Fixed Income , Topics

China : is the Bond Connect a real opportunity ?

By Diliana Deltcheva, Head of Emerging Markets Bond Management and Julien Fabre, Emerging Market Debt Fund Manager

The launch of the Stock Connect platform in 2014 was the single biggest step towards opening onshore capital markets to foreign investors. The launch of the Bond Connect Northbound platform beginning July, is only a small step in the long road of liberalizing capital markets in China. Allowing foreign investors an easier access to Chinese capital markets is an intentional policy pursued by Chinese policymakers in order to assert the Renminbi as an international currency and to balance the pressures on the financial account and the currency.

Risks around the deleveraging of the Chinese economy are high in the medium term and these risks are not fully priced in by Chinese assets at the moment.

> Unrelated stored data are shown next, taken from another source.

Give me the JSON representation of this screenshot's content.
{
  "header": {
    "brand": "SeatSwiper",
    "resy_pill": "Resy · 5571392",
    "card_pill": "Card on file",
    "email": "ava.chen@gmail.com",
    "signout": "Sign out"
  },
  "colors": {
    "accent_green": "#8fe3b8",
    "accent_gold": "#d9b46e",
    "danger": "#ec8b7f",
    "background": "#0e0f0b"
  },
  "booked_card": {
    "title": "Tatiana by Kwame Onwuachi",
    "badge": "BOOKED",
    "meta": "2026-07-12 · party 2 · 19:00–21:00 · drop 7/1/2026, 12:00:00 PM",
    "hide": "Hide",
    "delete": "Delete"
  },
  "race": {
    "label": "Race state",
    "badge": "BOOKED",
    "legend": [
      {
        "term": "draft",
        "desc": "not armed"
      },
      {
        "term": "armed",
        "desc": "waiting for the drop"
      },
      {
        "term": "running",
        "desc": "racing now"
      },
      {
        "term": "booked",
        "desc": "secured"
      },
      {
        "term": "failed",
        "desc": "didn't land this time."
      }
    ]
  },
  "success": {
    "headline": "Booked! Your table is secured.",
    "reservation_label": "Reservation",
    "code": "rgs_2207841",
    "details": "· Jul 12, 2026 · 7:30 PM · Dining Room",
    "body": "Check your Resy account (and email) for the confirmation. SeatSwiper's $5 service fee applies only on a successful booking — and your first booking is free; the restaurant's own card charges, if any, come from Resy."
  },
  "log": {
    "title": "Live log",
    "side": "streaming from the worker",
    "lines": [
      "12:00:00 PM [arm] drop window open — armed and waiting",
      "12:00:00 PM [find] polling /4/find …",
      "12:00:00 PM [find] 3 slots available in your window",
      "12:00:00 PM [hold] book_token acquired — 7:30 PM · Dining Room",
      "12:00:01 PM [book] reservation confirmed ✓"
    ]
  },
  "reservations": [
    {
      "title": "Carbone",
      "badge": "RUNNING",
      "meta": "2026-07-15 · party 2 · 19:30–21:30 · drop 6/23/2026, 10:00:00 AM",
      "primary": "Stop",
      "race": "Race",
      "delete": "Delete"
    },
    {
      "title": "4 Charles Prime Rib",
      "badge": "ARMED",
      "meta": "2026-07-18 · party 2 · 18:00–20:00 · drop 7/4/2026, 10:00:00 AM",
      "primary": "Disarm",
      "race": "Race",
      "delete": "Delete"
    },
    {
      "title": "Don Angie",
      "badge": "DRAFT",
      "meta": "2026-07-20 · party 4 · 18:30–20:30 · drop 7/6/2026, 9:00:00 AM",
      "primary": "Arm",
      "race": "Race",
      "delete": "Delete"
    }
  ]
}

In anticipation of the Party Congress this year, the government managed to delay the much awaited rebalancing of the economy, and the restructuring of the heavy-manufacturing SOEs sector. Deterring capital outflows has been part of this artificial stabilization. In 2014-15, foreign investors have experienced the policy and communication faux-pas of the Chinese government, as well as the effect of opaque governance at the level of the State, the banking and corporate sectors. Since 2016 though volatility in FX and equity markets has subsided and now most analysts agree that any leverage unwinds or a ‘Chinese hard landing’ will only materialize in the medium term. We, therefore, believe market positioning in the currency is neutral. The combination of high policy risk and lower attention on the part of investors could prove dangerous. 

We remain prudent and keep a short position on the Renminbi as a hedge against Chinese risks in our local currency emerging debt fund.

We will not rush to buy Chinese government bonds (CGBs) and local currency denominated corporate bonds since we do not find them sufficiently attractive relative to fundamentals. As a comparison, the GBI-EM GD index offers a yield of 6.3%, whereas CGBs offer yields of 3 to 4%, and 5% for higher quality corporates. We are invested in a number of disinflation stories in which we have high conviction, like Russia, Brazil, Turkey and South Africa, that yield between 8% and 12%. The 17 emerging GBI-EM GD member countries, have, sufficiently open financial accounts and easier to track fundamental, valuation and technical drivers that we can base our investment recommendations on. We cannot extend our relative currency and local bond analysis easily to China as the quality and reliability of data is not yet fully reliable. 

Beyond the medium term deleveraging risks, China is not at a point of its business cycle when investors would find duration attractive. China is in the midst of monetary and financial tightening as the PBOC is attempting to engineer an orderly deleveraging of the shadow banking system. That process is likely to continue as long as the pain for the economy is manageable. The impact of the tighter financial and liquidity conditions on the government yield curve is, at best, undetermined, and on corporate credit - is outright negative. We therefore see a stronger case for capital outflows and currency depreciation rather than inflows into the local bond or equity markets.